Mas a ShotSpotter afirma que não existem dados para sustentar essa tese.
“O que você está descrevendo é uma situação em que policiais vão a um local e basicamente atiram em pessoas desarmadas”, diz Clark. “Isso simplesmente não aparece nos dados. É especulação.”
Ele, porém, parece também aceitar que a própria metodologia de definição de índice de acertos tem suas limitações.
“Pode ser uma crítica justa dizer ‘Olha, você não está recebendo todo o feedback que você poderia receber”, diz Clark. “Pode ser uma crítica justa.”
Mas, o advogado de Chicago diz que os relatórios ShotSpotter não deveriam ser aceitos como evidência num tribunal até que a empresa possa sustentar melhor suas alegações de índice de acertos.
“Nos últimos quatro ou cinco meses, eu sei de dezenas de moradores de Chicago que foram presos com base em evidência da ShotSpotter”, diz ele. “Tenho certeza de que isso acontece em cidades por todo o país.”
Ele também afirma que a empresa deveria abrir seus sistemas para melhores análises e revisão.
Por exemplo, quem está revisando a qualidade das análises de forma independente? E com que frequência o algoritmo discorda de um analista humano?
Certamente, com base no que eu vi no tempo que eu passei no centro de revisão de incidentes da ShotSpotter, é comum que analistas discordem da classificação do computador.

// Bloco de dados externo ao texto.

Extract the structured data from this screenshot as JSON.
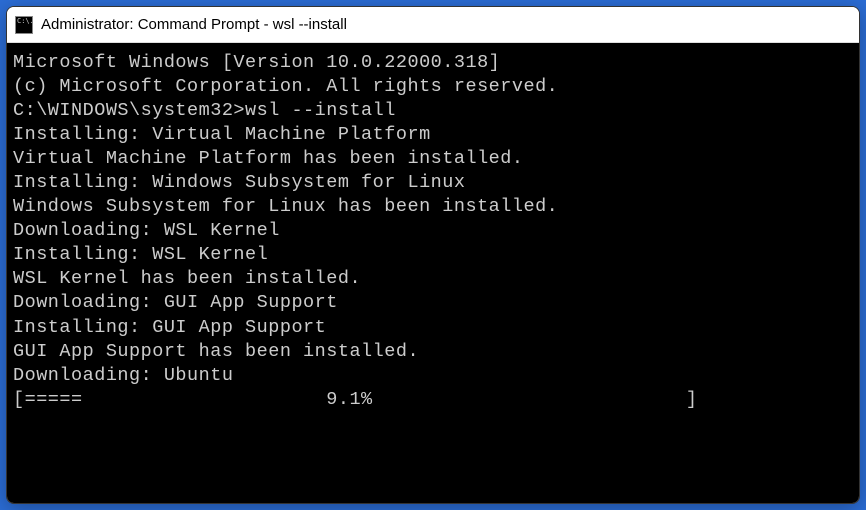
{
  "window": {
    "icon_text": "C:\\.",
    "title": "Administrator: Command Prompt - wsl  --install"
  },
  "console": {
    "lines": [
      "Microsoft Windows [Version 10.0.22000.318]",
      "(c) Microsoft Corporation. All rights reserved.",
      "",
      "C:\\WINDOWS\\system32>wsl --install",
      "Installing: Virtual Machine Platform",
      "Virtual Machine Platform has been installed.",
      "Installing: Windows Subsystem for Linux",
      "Windows Subsystem for Linux has been installed.",
      "Downloading: WSL Kernel",
      "Installing: WSL Kernel",
      "WSL Kernel has been installed.",
      "Downloading: GUI App Support",
      "Installing: GUI App Support",
      "GUI App Support has been installed.",
      "Downloading: Ubuntu",
      "[=====                     9.1%                           ]"
    ]
  }
}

“Ele [o computador] está apenas fazendo uma filtragem naquilo que nós vemos”, afirma Ammon. “Mas, sinceramente, eu nem mesmo olho [para a classificação], eu estou ocupada demais olhando para os padrões sensoriais.”
É uma admissão interessante. Às vezes, a tecnologia é percebida como algo que vê tudo, sabe de tudo — o computador detectando um disparo de arma de fogo de forma magistral.
Mas, na prática, os analistas desempenham um papel muito maior do que eu esperava.
Advogados como Brendan Max estão interessados em tentar estabelecer nos tribunais mais informação sobre como a tecnologia funciona.
Salvando vidas
A ShotSpotter foi muito criticada no último ano — nem todas as críticas foram justas. E muito da cobertura acaba ignorando o fato de que as forças policiais fazem frequentemente avaliações muito positivas sobre a eficácia da tecnologia.
A empresa tem interesse em destacar casos em que a ShotSpotter alertou a polícia para incidentes com vítimas de armas de fogo, salvando vidas.
Em várias cidades dos EUA, ativistas estão tentando persuadir seus municípios a encerrar seus contratos com a ShotSpotter. Mas, em outros lugares, a empresa está expandindo.
Em Fresno, o chefe de polícia Paco Balderrama busca aumentar sua cobertura, a um custo de US$ 1 milhão (R$ 5,6 milhões) por ano.
“E se a ShotSpotter salvar apenas uma vida num ano inteiro? Vale gastar US$ 1 milhão? Eu argumentaria que sim”, diz ele.
O debate em torno da ShotSpotter é extremamente complexo — e tem importantes ramificações para o policiamento de comunidades nos EUA.
É pouco provável que essa discussão desapareça até que o índice de acertos da tecnologia da empresa seja verificado independentemente, e os dados revisados por profissionais da área.